Yaklaşık 32 yıl önce Thomas, kendi adına düşünen “kibirli siyahi” bir hukukçuya yapılan muameleye karşı çıktı. Diğerleri onun için dava açtı. Yorumcular yıllarca muhafazakar çoğunluk arasındaki yarışı nedeniyle Thomas’ı seçtiler. Şimdi, daha kaba ve ırkçı saldırılar karşısında siyaset ve medya kurumu yine sessiz.
İronik bir şekilde, Stephen’ın filmde Django’dan nefret etmesine neden olan şey, beyaz sahiplerin taleplerine boyun eğmeyecek olmasıydı. Django meydan okurcasına “o kişi” olduğunu kabul etti. [black man] Thomas, liberal düzen için bir tehditti çünkü başkaları ona öykünebilirdi. Bu nedenle, Güney Karolina’dan Senatör Tim Scott gibi diğer siyah liderler, beyazları memnun etmek için “Tim Scott saf değil, kandırıyor” diyen Maryland Delegesi Gabriel Acevero da dahil olmak üzere, soldan sürekli ırkçı mecazlarla karşı karşıya kaldılar.

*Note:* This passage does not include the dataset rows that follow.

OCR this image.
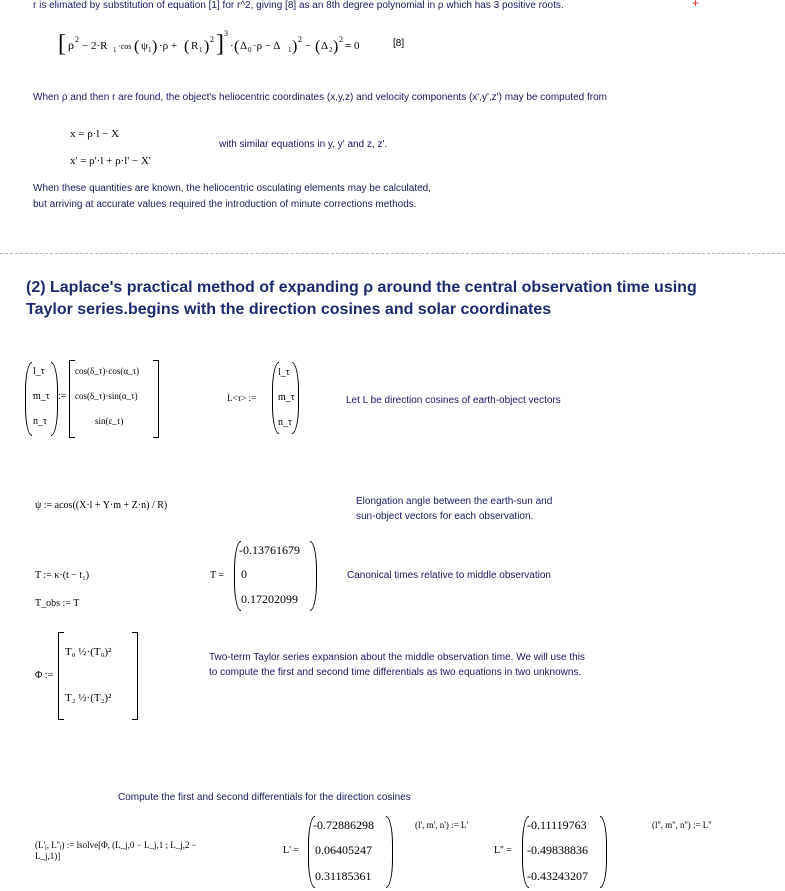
r is elimated by substitution of equation [1] for r^2, giving [8] as an 8th degree polynomial in ρ which has 3 positive roots.	+
[ ρ 2
− 2·R 1 ·cos ( ψ 1 ) ·ρ + ( R 1 ) 2 ] 3
· ( Δ 0 ·ρ − Δ 1 ) 2
− ( Δ 2 ) 2
= 0	[8]
When ρ and then r are found, the object's heliocentric coordinates (x,y,z) and velocity components (x',y',z') may be computed from
x = ρ·l − X
x' = ρ'·l + ρ·l' − X'
with similar equations in y, y' and z, z'.
When these quantities are known, the heliocentric osculating elements may be calculated,
but arriving at accurate values required the introduction of minute corrections methods.
(2) Laplace's practical method of expanding ρ around the central observation time using Taylor series.begins with the direction cosines and solar coordinates
l_τ
m_τ
n_τ
:=
cos(δ_τ)·cos(α_τ)
cos(δ_τ)·sin(α_τ)
sin(ε_τ)
L<τ> :=
l_τ
m_τ
n_τ
Let L be direction cosines of earth-object vectors
ψ := acos((X·l + Y·m + Z·n) / R)	Elongation angle between the earth-sun and
sun-object vectors for each observation.
T := κ·(t − t₁)
T_obs := T
T =
-0.13761679
0
0.17202099
Canonical times relative to middle observation
Φ :=
T₀ ½·(T₀)²
T₂ ½·(T₂)²
Two-term Taylor series expansion about the middle observation time. We will use this
to compute the first and second time differentials as two equations in two unknowns.
Compute the first and second differentials for the direction cosines
(L'ⱼ, L''ⱼ) := lsolve[Φ, (L_j,0 − L_j,1 ; L_j,2 − L_j,1)]	L' =
-0.72886298
0.06405247
0.31185361
(l', m', n') := L'
L'' =
-0.11119763
-0.49838836
-0.43243207
(l'', m'', n'') := L''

GÖRÜŞ BÜLTENİNE ULAŞMAK İÇİN TIKLAYINIZ
Acı ironi, Thomas’ın Stephen karakterinin antitezi olmasıdır. O, bir hukukçu olarak nasıl düşünmesi gerektiği konusunda, ırkından dolayı başkalarının taleplerine boyun eğmeyi her zaman reddetmiştir.
HABERLER SUNULDU
Saldırılar, başkalarını muhafazakar veya özgürlükçü görüşleri düşünmekten bile soğutmayı amaçlıyor. Ellison, sindirmeye uzun zamandır siyasi bir silah olarak değer veriyor. Daha önce, aşırı şiddet yanlısı Antifa grubunu Trump ve Cumhuriyetçilerin “yüreğine korku salmak” için yararlı olduğu için övmüştü.
Elbette Django, en aşırı eylemler için bir lisans olarak tamamen haklı öfkeyle ilgilidir.
Bu yüzden Ellison doğru filme ama yanlış karaktere sahip olabilir. Buna Django sendromu deyin. Teslim olmayı reddeden “on binde bir” olduğunuzda, sadece bir sıkıntı değil, bir saplantı haline gelirsiniz.
Editörün notu: Bu makale ilk olarak yazarın blogunda yayınlandı. Res ipsa loquitur – Şeyin kendisi konuşur.
JONATHAN TURLEY’DEN DAHA FAZLA OKUMAK İÇİN TIKLAYIN
Jonathan Turley, George Washington Üniversitesi’nde Shapiro kamu yararı hukuku profesörü ve pratik bir ceza savunma avukatıdır. O bir Haberler yazarıdır.